RFO - Packet Loss Affecting NZS Datacenter Prefixes (Status)
« Back
[#1052] RFO - Packet Loss Affecting NZS Datacenter Prefixes (Status)
Posted: 2026-02-28 17:29Start: 2026-02-25 05:20:00
End : 2026-02-25 06:39:00
Affects: NZS Datacenter - Outgoing Routing via R1
Estimated Start: 05:20
Traffic Mitigated: 06:18 (R2 became master)
Redundancy Restored: 06:39
Summary
Intermittent packet loss impacted several NZS Datacenter prefixes. The issue was flow-dependent (specific SrcIP-DstIP pairings) due to internal load-balancing. Average packet loss during the window was ~3% for affected flows.
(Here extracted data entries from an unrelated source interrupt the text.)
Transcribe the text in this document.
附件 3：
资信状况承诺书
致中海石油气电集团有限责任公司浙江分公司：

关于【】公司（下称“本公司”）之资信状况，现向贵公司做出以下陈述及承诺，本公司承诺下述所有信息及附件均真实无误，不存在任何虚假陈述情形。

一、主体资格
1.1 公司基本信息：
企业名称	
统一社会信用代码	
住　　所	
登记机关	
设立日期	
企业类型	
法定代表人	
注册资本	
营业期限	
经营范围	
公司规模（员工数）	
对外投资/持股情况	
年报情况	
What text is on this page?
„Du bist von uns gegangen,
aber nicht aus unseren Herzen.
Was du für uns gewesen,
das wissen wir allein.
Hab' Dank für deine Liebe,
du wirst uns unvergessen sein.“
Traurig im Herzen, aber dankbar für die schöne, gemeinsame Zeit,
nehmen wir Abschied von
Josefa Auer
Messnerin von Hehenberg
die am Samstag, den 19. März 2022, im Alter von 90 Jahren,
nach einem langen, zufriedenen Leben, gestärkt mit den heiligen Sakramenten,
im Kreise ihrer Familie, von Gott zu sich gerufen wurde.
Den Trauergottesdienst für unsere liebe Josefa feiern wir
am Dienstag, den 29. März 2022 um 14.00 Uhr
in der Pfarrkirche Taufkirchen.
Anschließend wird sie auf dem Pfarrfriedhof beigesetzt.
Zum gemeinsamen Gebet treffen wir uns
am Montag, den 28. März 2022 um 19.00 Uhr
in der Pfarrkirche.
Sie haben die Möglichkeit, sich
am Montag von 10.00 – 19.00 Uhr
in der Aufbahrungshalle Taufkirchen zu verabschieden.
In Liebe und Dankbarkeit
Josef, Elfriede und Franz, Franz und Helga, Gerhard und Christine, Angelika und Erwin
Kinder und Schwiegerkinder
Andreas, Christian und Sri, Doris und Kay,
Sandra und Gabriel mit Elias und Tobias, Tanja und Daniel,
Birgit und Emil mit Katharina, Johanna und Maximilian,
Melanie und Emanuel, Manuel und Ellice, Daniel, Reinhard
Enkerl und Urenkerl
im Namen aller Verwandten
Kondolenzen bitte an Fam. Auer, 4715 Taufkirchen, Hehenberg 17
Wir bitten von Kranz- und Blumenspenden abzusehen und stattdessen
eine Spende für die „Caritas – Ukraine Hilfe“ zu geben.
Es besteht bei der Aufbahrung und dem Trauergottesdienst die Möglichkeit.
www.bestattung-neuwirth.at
Timeline (GMT+1 - NL Time)
05:20 -- Issue onset (estimated)
05:20-06:18 -- Investigation: no CRC errors, alarms, or logs; slightly reduced bandwidth observed
06:18 -- Traffic migrated to R2 (master); packet loss immediately ceased
06:18-06:39 -- Deep diagnostics on R1; issue isolated to Switch Fabric Module (SFM) links
06:39 -- Faulty SFM links disabled; redundancy restored; monitoring continued
Root Cause
Failing/degraded internal Switch Fabric Module (SFM) links in router R1. The platform normally operates with 20 fabric links; several links were internally shut down, leaving 18 active. Because traffic is load-balanced across fabric paths, only flows hashed across the degraded links experienced loss. The fault was intermittent and did not trigger system logs or automated alerts.
Resolution
Traffic remains stable via R2. Faulty SFM links on R1 were identified using controlled testing with traffic offloaded and were administratively disabled to prevent reactivation via failover.
Preventative Actions
Hardware replacement is being expedited.
Migration to a new routing platform is in progress, targeted for introduction within the next ~2 months.
Continued monitoring to confirm stability.